Featured Fellow: Emily Magness (2024-2025 David Center for the American Revolution Short-Term Research Fellow)
The Library & Museum at the American Philosophical Society supports a diverse community of scholars working on a wide-range of projects in fields including early American history, history of science and technology, and Native American and Indigenous Studies, among others. Additional information about our fellowship programming and other funding opportunities can be found here.
Briefly describe your research project.
My dissertation investigates Cherokee women’s political leadership during the Anglo-Cherokee War (1756–1762). I use Native American and Indigenous Studies methods to place the war in a distinctly Cherokee worldview, providing cultural context for the archival and material culture sources I use. In doing so, I show that Cherokee ways of knowing are essential to understanding the Southeast, and that Cherokee women defined kin, town, and regional politics in the turbulent 18th century.
What collections did you use while working at the APS?
I worked with several collections while at the APS: the Edward Shippen Papers, a variety of published collections of colonial and military records, and the James Grant microfilm collection.
What’s the most interesting or most exciting thing you found in the collections?
James Grant’s correspondence contains messages to and from other colonial military officers detailing Grant’s efforts to drive Lower and Middle Town Cherokees out of their homelands and into the mountains. His July 11, 1761, letter to Virginia commander William Byrd detailed how, when confronted with Grant’s army, the warriors of Tasse and Noquisiyi gave up the fight and ran to save their wives and children before Grant’s forces could destroy their towns. While brutal to read, much like the rest of Grant’s correspondence, this letter required me to think about war through the lens of families, rather than armies or war parties.
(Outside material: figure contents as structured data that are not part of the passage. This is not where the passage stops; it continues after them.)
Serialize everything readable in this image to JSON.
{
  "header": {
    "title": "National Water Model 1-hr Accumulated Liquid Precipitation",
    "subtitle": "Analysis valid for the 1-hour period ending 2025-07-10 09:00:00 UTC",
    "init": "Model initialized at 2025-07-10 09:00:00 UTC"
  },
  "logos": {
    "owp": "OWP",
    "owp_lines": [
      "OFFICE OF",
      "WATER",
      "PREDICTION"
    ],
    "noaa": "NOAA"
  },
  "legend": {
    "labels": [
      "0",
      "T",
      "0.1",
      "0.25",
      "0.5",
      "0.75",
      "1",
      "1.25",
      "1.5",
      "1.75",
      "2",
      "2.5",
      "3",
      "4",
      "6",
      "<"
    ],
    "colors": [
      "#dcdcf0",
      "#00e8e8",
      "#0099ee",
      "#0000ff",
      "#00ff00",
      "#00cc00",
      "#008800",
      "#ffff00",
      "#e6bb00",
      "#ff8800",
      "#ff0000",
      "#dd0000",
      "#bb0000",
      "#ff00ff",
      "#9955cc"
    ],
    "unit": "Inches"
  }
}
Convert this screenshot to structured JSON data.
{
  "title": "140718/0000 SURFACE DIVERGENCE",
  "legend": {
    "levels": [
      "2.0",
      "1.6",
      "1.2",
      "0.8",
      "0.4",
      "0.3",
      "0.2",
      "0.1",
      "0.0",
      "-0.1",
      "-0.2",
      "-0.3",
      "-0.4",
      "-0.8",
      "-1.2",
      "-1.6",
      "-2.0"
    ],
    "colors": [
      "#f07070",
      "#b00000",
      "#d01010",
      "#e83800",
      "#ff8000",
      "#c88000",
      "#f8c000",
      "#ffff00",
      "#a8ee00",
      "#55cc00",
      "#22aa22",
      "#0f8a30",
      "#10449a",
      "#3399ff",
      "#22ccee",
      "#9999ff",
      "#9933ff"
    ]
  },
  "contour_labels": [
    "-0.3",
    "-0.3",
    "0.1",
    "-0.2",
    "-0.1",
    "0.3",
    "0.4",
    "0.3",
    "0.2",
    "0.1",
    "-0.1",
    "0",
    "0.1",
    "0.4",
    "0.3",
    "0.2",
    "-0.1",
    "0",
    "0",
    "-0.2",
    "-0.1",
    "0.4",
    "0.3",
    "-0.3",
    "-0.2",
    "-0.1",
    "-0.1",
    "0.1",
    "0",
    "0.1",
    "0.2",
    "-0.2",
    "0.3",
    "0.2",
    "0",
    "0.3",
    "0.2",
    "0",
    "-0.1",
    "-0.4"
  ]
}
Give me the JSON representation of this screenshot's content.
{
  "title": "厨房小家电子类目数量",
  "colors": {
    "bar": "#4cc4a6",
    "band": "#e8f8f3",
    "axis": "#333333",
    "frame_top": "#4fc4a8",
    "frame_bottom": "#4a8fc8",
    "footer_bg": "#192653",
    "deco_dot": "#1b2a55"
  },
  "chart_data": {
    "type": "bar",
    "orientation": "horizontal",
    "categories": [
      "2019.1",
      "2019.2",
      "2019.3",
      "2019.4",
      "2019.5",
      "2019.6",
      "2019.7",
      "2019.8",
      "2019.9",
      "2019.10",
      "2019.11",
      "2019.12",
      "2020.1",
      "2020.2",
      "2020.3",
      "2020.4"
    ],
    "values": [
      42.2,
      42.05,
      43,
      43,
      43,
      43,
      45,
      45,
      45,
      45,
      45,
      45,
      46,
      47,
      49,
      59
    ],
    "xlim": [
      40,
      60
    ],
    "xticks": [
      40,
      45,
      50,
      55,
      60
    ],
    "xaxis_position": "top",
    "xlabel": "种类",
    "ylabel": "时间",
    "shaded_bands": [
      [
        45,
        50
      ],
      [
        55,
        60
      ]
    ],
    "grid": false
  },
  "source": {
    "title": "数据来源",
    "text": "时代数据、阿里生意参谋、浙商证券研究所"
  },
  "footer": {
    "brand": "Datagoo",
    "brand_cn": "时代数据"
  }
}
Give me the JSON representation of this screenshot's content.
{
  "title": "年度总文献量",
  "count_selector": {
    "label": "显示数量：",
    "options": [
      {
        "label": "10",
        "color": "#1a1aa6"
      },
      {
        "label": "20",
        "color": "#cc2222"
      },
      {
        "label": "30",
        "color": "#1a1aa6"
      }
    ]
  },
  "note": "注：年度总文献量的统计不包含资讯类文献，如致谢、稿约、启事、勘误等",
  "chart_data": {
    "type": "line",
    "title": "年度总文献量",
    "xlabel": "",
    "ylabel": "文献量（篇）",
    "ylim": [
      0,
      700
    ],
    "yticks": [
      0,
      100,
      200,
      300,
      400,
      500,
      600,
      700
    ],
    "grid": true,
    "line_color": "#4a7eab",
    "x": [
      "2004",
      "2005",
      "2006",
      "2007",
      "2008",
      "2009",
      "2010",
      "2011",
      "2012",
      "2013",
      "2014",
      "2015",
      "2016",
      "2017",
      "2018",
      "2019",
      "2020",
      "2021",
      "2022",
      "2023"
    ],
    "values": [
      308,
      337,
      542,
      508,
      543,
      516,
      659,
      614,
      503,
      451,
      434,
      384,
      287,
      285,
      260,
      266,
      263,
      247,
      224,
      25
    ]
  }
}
Do you have any tips or suggestions for future fellows or researchers?
Keep an open mind. I came to the APS with a list of items I wanted to see but found many more while going through collections in-person.
Any suggestions for must-see places or things to do in Philadelphia?
I had not spent much time in Philadelphia before coming to the APS, so I enjoyed being a tourist and visiting the iconic landmarks in Independence Square.
Emily Dixon Magness (Cherokee Nation, Shawnee Tribe) is a Ph.D. candidate in history at William & Mary. Emily's work focuses on Cherokee women and their skillful negotiations with Indigenous and imperial polities in the eighteenth-century Southeast. Her dissertation, titled “If you had paid attention, you would know”: Gender, Politics, and Power in the Anglo-Cherokee War, puts these eighteenth-century political clashes and alliances into a Cherokee worldview, demonstrating that Cherokee women and their political priorities were at the forefront of war and peace during the Anglo-Cherokee War, a particularly turbulent moment for Anglo-Cherokee relations.